With its wethered haptics and interior decoration, the briefcase seems to derive from a parallel universe in which the Stasi possesses today’s technology.
As part of the game “Kalte Ecken im Koffer”, the briefcase is given to the participant in a secret meeting that appears to be a hand-off by an “agent”. Afterwards, the participant has to bring the briefcase back in order to complete the mission successfully.
What's in the suitcase?
- five BCD switches
- three CD4021B shift-in register
- 7” Monitor from waveshare
- 4 mechanical keyswitches from cherry keys
- 1 single board computer (Lattepanda)
- anker power bank 26500 mAh
- an old hacked GDR Walkie-Talkie
- files, a city map of Berlin, a pen, some blank paper for notes
- Unity based self made windows app for x86_64 environment
- an Arduino sketch running on the Lattepanda to send the input via serial to the Unity app
Thought about the haptics of the project
The briefcase was built to resemble a fictional device the Ministry of State Security (MfS) could have had in use. Therefore robust switches known for their military use were installed to enter the codes. The enclosed walkie-talkie is a modded version of an original model often used by the Stasi. Aiming to merge authenticity and fiction, the present-day tech, e.g. the touchscreen and Lattepanda, was covered with an outworn skin from an old Russian mobile television. Retrofitted cherry keys provide for a certain kind of old school feeling by their mechanical feedback and the specifically added yellowish lacquer.
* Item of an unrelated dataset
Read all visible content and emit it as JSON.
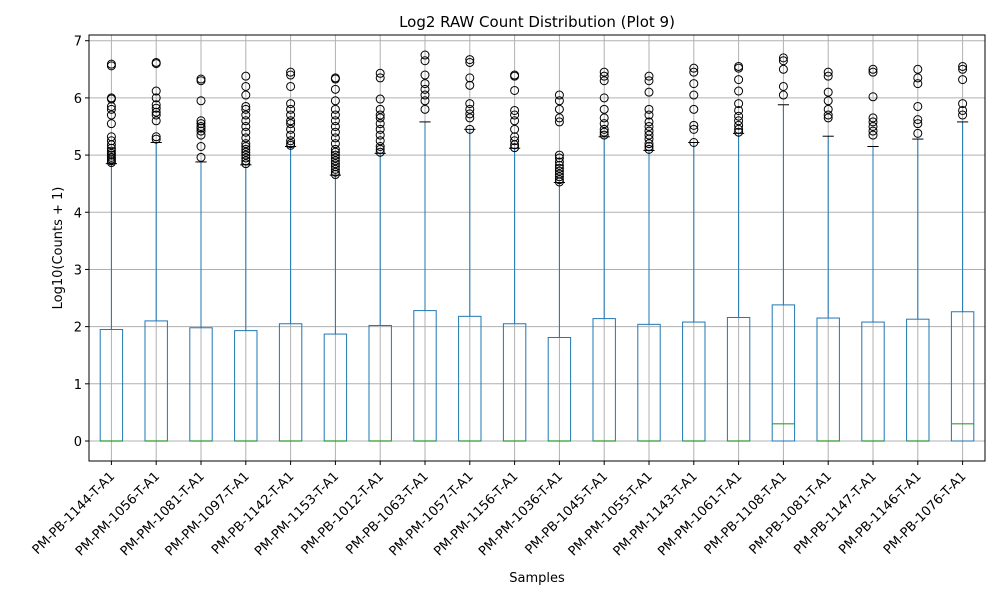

All documents given in the briefcase are additionally weathered, e.g. using soy sauce, and drafted using an old typewriter. Pen and paper are original witnesses of the Soviet era. Seven several kinds of paper were used, resembling GDR documents, e.g. a train ticket was printed on a different kind of paper than a permit to enter West-Berlin. The former was additionally flexed and folded due to its imaginary use as a commodity item. Whereas the latter depicts a rare document of singular value.